Other songs jumped out at me as reminders of music I never imagined I’d stop loving, not be able to share with the most important people in my life or ever be able to hear again. The Get Up Kids’ “All That I Know” was one of the more painful jabs that harkened back to some bad decisions and all the unintentionally though fundamentally mean things I’ve done to someone who deserved so much better; Tracy Bonham’s “All Thumbs” rocked me back to the rebound relationship that became a combination of a two-year hangover and personal penance.
Ben Folds’ “Ascent of Stan” probably deserved a little more attention, too, but dwelling too long on a song like that is how entire anticapitalist manifestos are written in 16 frenzied hours, and I already worry enough about how I’ll eventually find the alert threshold for the NSA agent assigned to monitoring my digital peregrinations. Meanwhile, most everything from George Harrison merits ardent adulation, and the only reason “All Things Must Pass” escaped its own bloviating entry here is because I think “Anytime” was a better vehicle for examining my thoughts on death (and also partly because I was saving all my George love for when “Awaiting on You All” cropped up).
There were plenty of tunes that got their second chance to cozy up in my brainmeats rent-free, too: “Ain’t No Time,” “All Hail Bright Futures,” “Amen,” “Another Day of Hunting” and “Are You & Me Gonna Happen” are standouts there. (There were so goddamn many of these that I finally made a playlist about it.) And being treated to long-time favorites early on made for oases of unbridled joy and a well-exercised repeat button that I especially loved. Appearances from “Absinthe Party at the Fly Honey Warehouse,” “Ain’t Wasting Time No More,” and the aforementioned “Anytime” were delightful visits from dearly loved old friends, some I’ve kept close and others I didn’t realize how much I’d missed.
Honestly, though, it’s just been nice to pick up where I left off in the alphabet when I want to have one less decision to make and I don’t know what I want to listen to. And getting a little more variety in my listening habits when a song reminds me of a long-forgotten album has given my go-tos both a break and a chance for me to miss them, while also welcoming all-new favorites to the herd. Giving myself the time and space to enjoy whatever paths and penchants pop up along the way has been crucial in truly enjoying the process.
Now.
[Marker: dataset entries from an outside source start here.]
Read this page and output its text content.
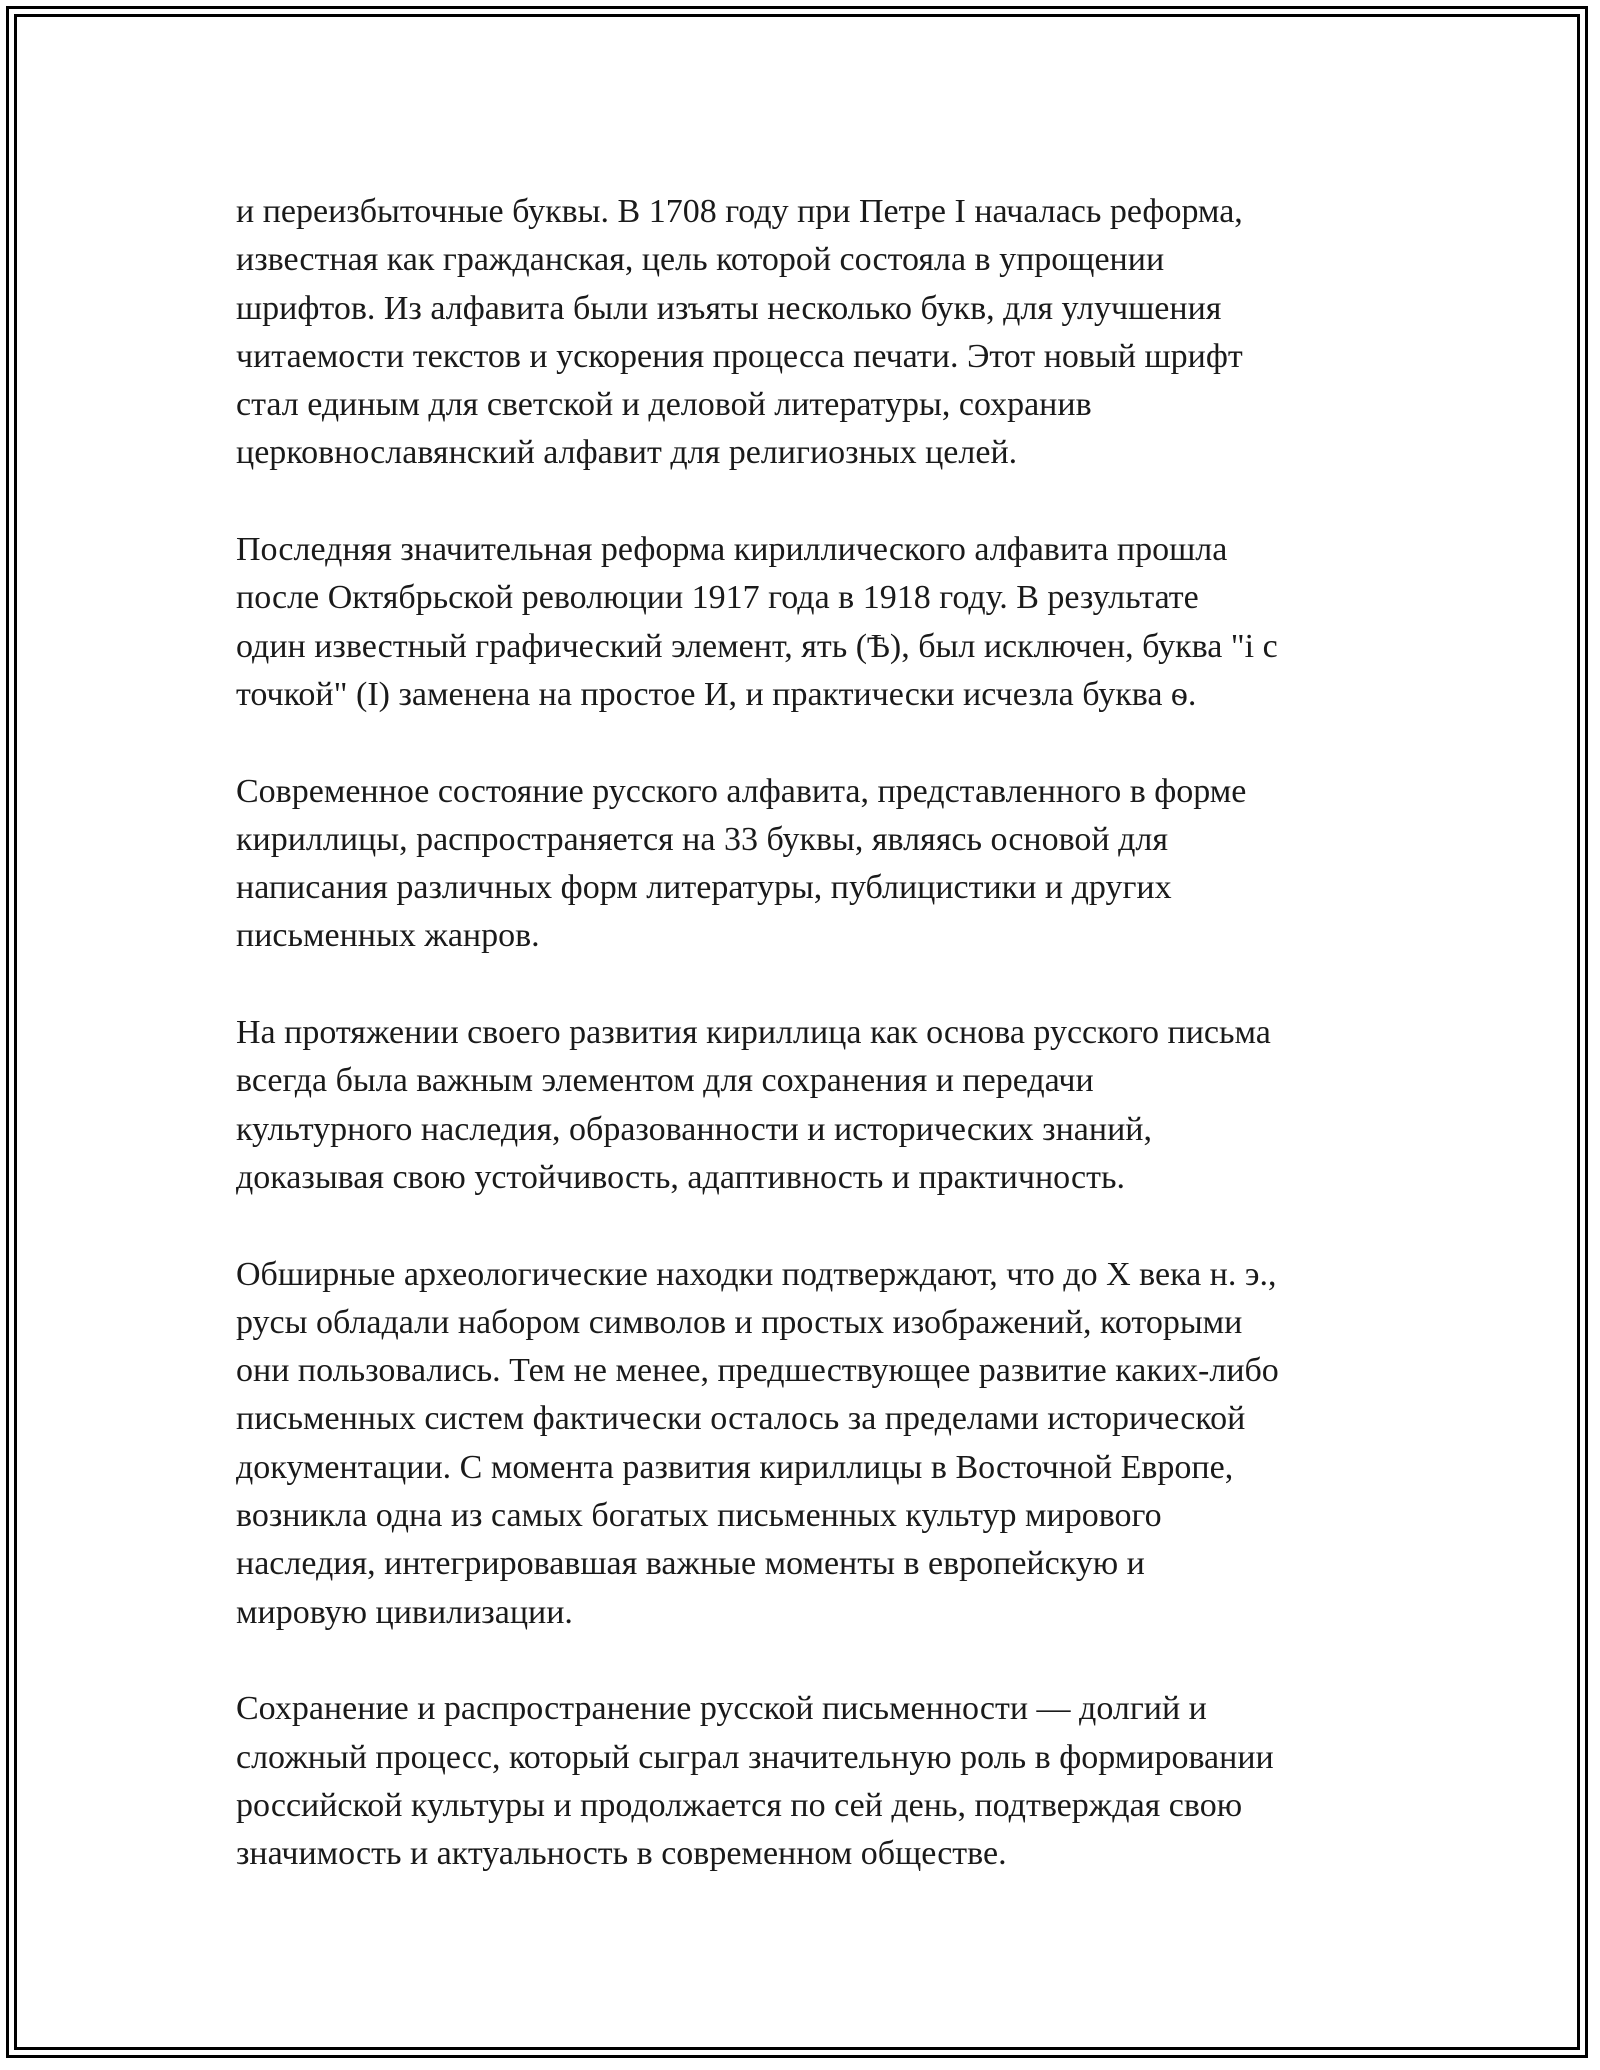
и переизбыточные буквы. В 1708 году при Петре I началась реформа,
известная как гражданская, цель которой состояла в упрощении
шрифтов. Из алфавита были изъяты несколько букв, для улучшения
читаемости текстов и ускорения процесса печати. Этот новый шрифт
стал единым для светской и деловой литературы, сохранив
церковнославянский алфавит для религиозных целей.

Последняя значительная реформа кириллического алфавита прошла
после Октябрьской революции 1917 года в 1918 году. В результате
один известный графический элемент, ять (Ѣ), был исключен, буква "і с
точкой" (І) заменена на простое И, и практически исчезла буква ѳ.

Современное состояние русского алфавита, представленного в форме
кириллицы, распространяется на 33 буквы, являясь основой для
написания различных форм литературы, публицистики и других
письменных жанров.

На протяжении своего развития кириллица как основа русского письма
всегда была важным элементом для сохранения и передачи
культурного наследия, образованности и исторических знаний,
доказывая свою устойчивость, адаптивность и практичность.

Обширные археологические находки подтверждают, что до X века н. э.,
русы обладали набором символов и простых изображений, которыми
они пользовались. Тем не менее, предшествующее развитие каких-либо
письменных систем фактически осталось за пределами исторической
документации. С момента развития кириллицы в Восточной Европе,
возникла одна из самых богатых письменных культур мирового
наследия, интегрировавшая важные моменты в европейскую и
мировую цивилизации.

Сохранение и распространение русской письменности — долгий и
сложный процесс, который сыграл значительную роль в формировании
российской культуры и продолжается по сей день, подтверждая свою
значимость и актуальность в современном обществе.
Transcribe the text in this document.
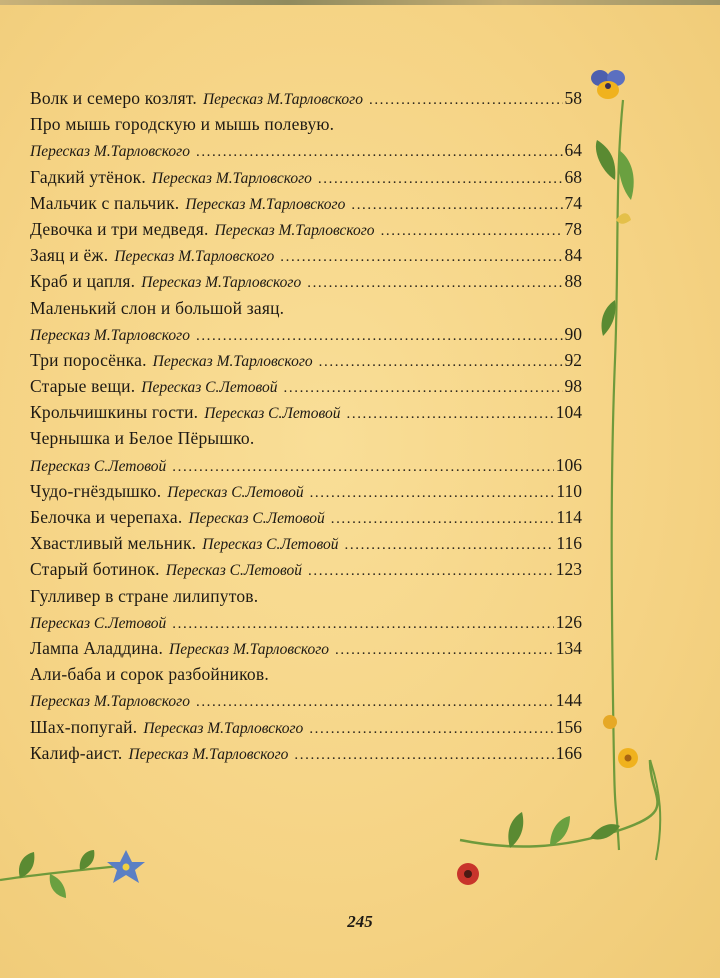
Волк и семеро козлят. Пересказ М.Тарловского .....	58
Про мышь городскую и мышь полевую.
Пересказ М.Тарловского .....	64
Гадкий утёнок. Пересказ М.Тарловского .....	68
Мальчик с пальчик. Пересказ М.Тарловского .....	74
Девочка и три медведя. Пересказ М.Тарловского .....	78
Заяц и ёж. Пересказ М.Тарловского .....	84
Краб и цапля. Пересказ М.Тарловского .....	88
Маленький слон и большой заяц.
Пересказ М.Тарловского .....	90
Три поросёнка. Пересказ М.Тарловского .....	92
Старые вещи. Пересказ С.Летовой .....	98
Крольчишкины гости. Пересказ С.Летовой .....	104
Чернышка и Белое Пёрышко.
Пересказ С.Летовой .....	106
Чудо-гнёздышко. Пересказ С.Летовой .....	110
Белочка и черепаха. Пересказ С.Летовой .....	114
Хвастливый мельник. Пересказ С.Летовой .....	116
Старый ботинок. Пересказ С.Летовой .....	123
Гулливер в стране лилипутов.
Пересказ С.Летовой .....	126
Лампа Аладдина. Пересказ М.Тарловского .....	134
Али-баба и сорок разбойников.
Пересказ М.Тарловского .....	144
Шах-попугай. Пересказ М.Тарловского .....	156
Калиф-аист. Пересказ М.Тарловского .....	166
245
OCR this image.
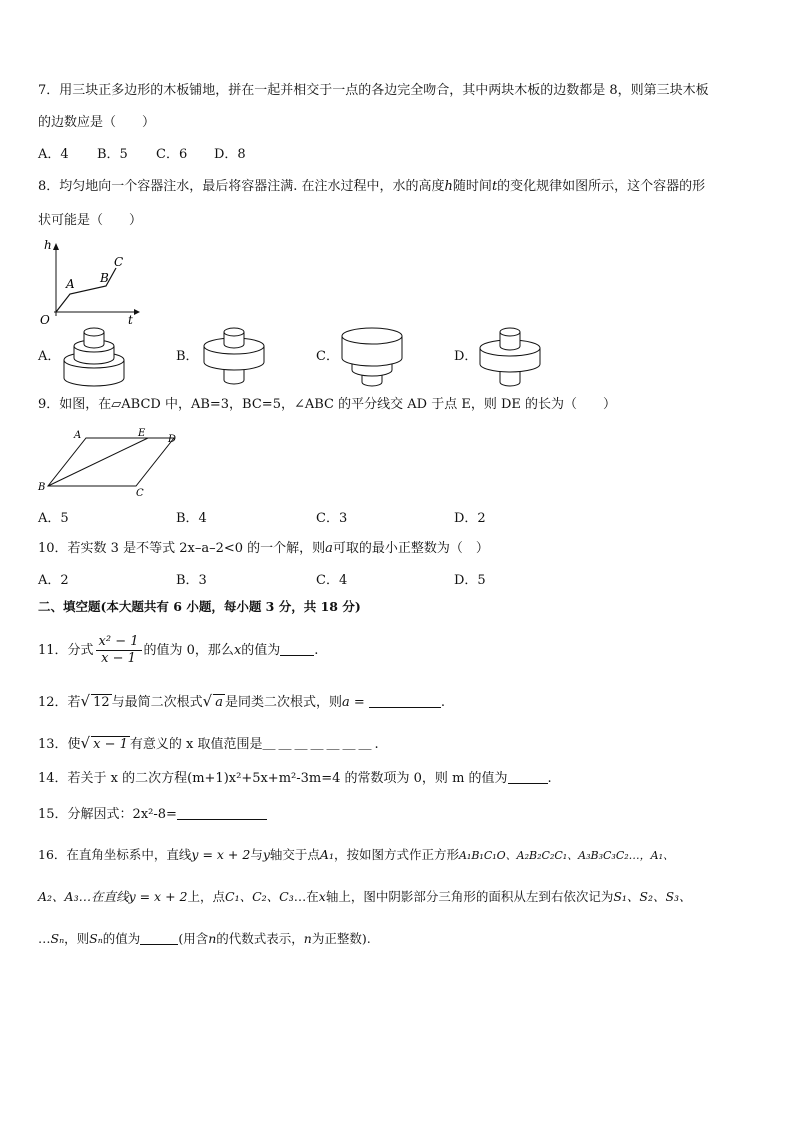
7．用三块正多边形的木板铺地，拼在一起并相交于一点的各边完全吻合，其中两块木板的边数都是 8，则第三块木板
的边数应是（　　）
A．4 B．5 C．6 D．8
8．均匀地向一个容器注水，最后将容器注满. 在注水过程中，水的高度h随时间t的变化规律如图所示，这个容器的形
状可能是（　　）
h
t
O
A B
C
A．	B．	C．	D．
9．如图，在▱ABCD 中，AB=3，BC=5，∠ABC 的平分线交 AD 于点 E，则 DE 的长为（　　）
A	E
D
B
C
A．5	B．4	C．3	D．2
10．若实数 3 是不等式 2x–a–2<0 的一个解，则a可取的最小正整数为（　）
A．2	B．3	C．4	D．5
二、填空题(本大题共有 6 小题，每小题 3 分，共 18 分)
11．分式 $\frac{\text{x² − 1}}{x - 1}$ 的值为 0，那么x的值为	.
12．若√ 12 与最简二次根式√ a 是同类二次根式，则a =	.
13．使√ x − 1 有意义的 x 取值范围是＿＿＿＿＿＿＿.
14．若关于 x 的二次方程(m+1)x²+5x+m²-3m=4 的常数项为 0，则 m 的值为	.
15．分解因式：2x²-8=
16．在直角坐标系中，直线y = x + 2与y轴交于点A₁，按如图方式作正方形A₁B₁C₁O、A₂B₂C₂C₁、A₃B₃C₃C₂…，A₁、
A₂、A₃…在直线y = x + 2上，点C₁、C₂、C₃…在x轴上，图中阴影部分三角形的面积从左到右依次记为S₁、S₂、S₃、
…Sₙ，则Sₙ的值为	(用含n的代数式表示，n为正整数).
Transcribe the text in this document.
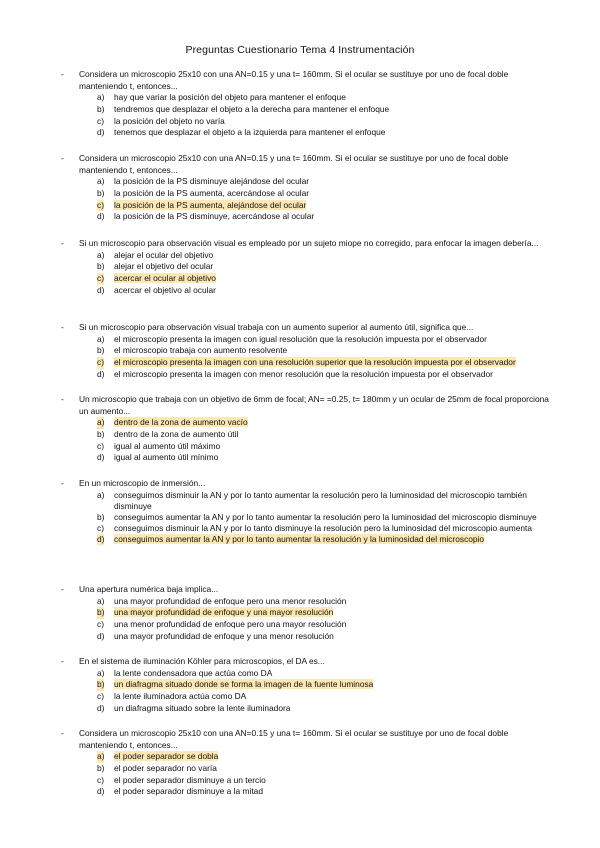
Preguntas Cuestionario Tema 4 Instrumentación
- Considera un microscopio 25x10 con una AN=0.15 y una t= 160mm. Si el ocular se sustituye por uno de focal doble manteniendo t, entonces...
a) hay que variar la posición del objeto para mantener el enfoque
b) tendremos que desplazar el objeto a la derecha para mantener el enfoque
c) la posición del objeto no varía
d) tenemos que desplazar el objeto a la izquierda para mantener el enfoque
- Considera un microscopio 25x10 con una AN=0.15 y una t= 160mm. Si el ocular se sustituye por uno de focal doble manteniendo t, entonces...
a) la posición de la PS disminuye alejándose del ocular
b) la posición de la PS aumenta, acercándose al ocular
c) la posición de la PS aumenta, alejándose del ocular
d) la posición de la PS disminuye, acercándose al ocular
- Si un microscopio para observación visual es empleado por un sujeto miope no corregido, para enfocar la imagen debería...
a) alejar el ocular del objetivo
b) alejar el objetivo del ocular
c) acercar el ocular al objetivo
d) acercar el objetivo al ocular
- Si un microscopio para observación visual trabaja con un aumento superior al aumento útil, significa que...
a) el microscopio presenta la imagen con igual resolución que la resolución impuesta por el observador
b) el microscopio trabaja con aumento resolvente
c) el microscopio presenta la imagen con una resolución superior que la resolución impuesta por el observador
d) el microscopio presenta la imagen con menor resolución que la resolución impuesta por el observador
- Un microscopio que trabaja con un objetivo de 6mm de focal; AN= =0.25, t= 180mm y un ocular de 25mm de focal proporciona un aumento...
a) dentro de la zona de aumento vacío
b) dentro de la zona de aumento útil
c) igual al aumento útil máximo
d) igual al aumento útil mínimo
- En un microscopio de inmersión...
a) conseguimos disminuir la AN y por lo tanto aumentar la resolución pero la luminosidad del microscopio también disminuye
b) conseguimos aumentar la AN y por lo tanto aumentar la resolución pero la luminosidad del microscopio disminuye
c) conseguimos disminuir la AN y por lo tanto disminuye la resolución pero la luminosidad del microscopio aumenta
d) conseguimos aumentar la AN y por lo tanto aumentar la resolución y la luminosidad del microscopio
- Una apertura numérica baja implica...
a) una mayor profundidad de enfoque pero una menor resolución
b) una mayor profundidad de enfoque y una mayor resolución
c) una menor profundidad de enfoque pero una mayor resolución
d) una mayor profundidad de enfoque y una menor resolución
- En el sistema de iluminación Köhler para microscopios, el DA es...
a) la lente condensadora que actúa como DA
b) un diafragma situado donde se forma la imagen de la fuente luminosa
c) la lente iluminadora actúa como DA
d) un diafragma situado sobre la lente iluminadora
- Considera un microscopio 25x10 con una AN=0.15 y una t= 160mm. Si el ocular se sustituye por uno de focal doble manteniendo t, entonces...
a) el poder separador se dobla
b) el poder separador no varía
c) el poder separador disminuye a un tercio
d) el poder separador disminuye a la mitad
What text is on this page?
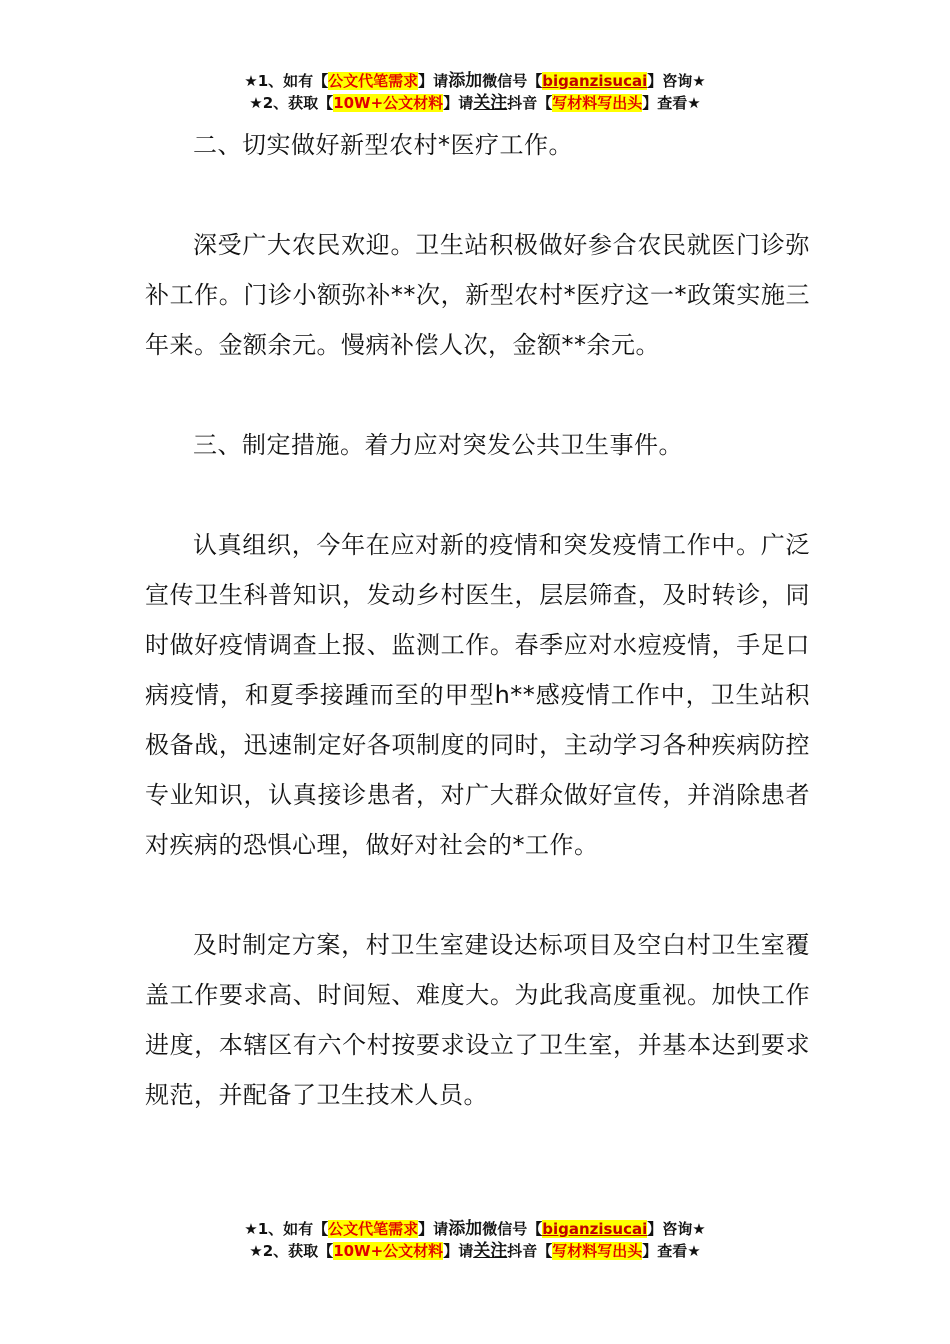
★1、如有【公文代笔需求】请添加微信号【biganzisucai】咨询★
★2、获取【10W+公文材料】请关注抖音【写材料写出头】查看★

二、切实做好新型农村*医疗工作。

深受广大农民欢迎。卫生站积极做好参合农民就医门诊弥补工作。门诊小额弥补**次，新型农村*医疗这一*政策实施三年来。金额余元。慢病补偿人次，金额**余元。

三、制定措施。着力应对突发公共卫生事件。

认真组织，今年在应对新的疫情和突发疫情工作中。广泛宣传卫生科普知识，发动乡村医生，层层筛查，及时转诊，同时做好疫情调查上报、监测工作。春季应对水痘疫情，手足口病疫情，和夏季接踵而至的甲型h**感疫情工作中，卫生站积极备战，迅速制定好各项制度的同时，主动学习各种疾病防控专业知识，认真接诊患者，对广大群众做好宣传，并消除患者对疾病的恐惧心理，做好对社会的*工作。

及时制定方案，村卫生室建设达标项目及空白村卫生室覆盖工作要求高、时间短、难度大。为此我高度重视。加快工作进度，本辖区有六个村按要求设立了卫生室，并基本达到要求规范，并配备了卫生技术人员。

★1、如有【公文代笔需求】请添加微信号【biganzisucai】咨询★
★2、获取【10W+公文材料】请关注抖音【写材料写出头】查看★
Who wants some quick stats?
Total: 653 songs
First song: “A” by Cartel (Song No. 1)
Last song: “Ayahuasca at Dawn” by Aloha (Song No. 653)
Shortest song: “Amazing Glimmer” by Pernice Brothers (27 seconds)
Longest song: “Atom Heart Mother: Father’s Shout / Breast Milky / Mother Fore / Funky Dung / Mind Your Throats Please / Remergence” by Pink Floyd (23:44 min.)
Most recurring song: Tie with six versions each: “Ants Marching” by Dave Matthews & Tim Reynolds and Dave Matthews Band; “All Along the Watchtower” by Dave Matthews Band and Jimi Hendrix
Most time spent on one song: “All Along the Watchtower” by Dave Matthews Band and Jimi Hendrix (six songs @ 45.8 min.)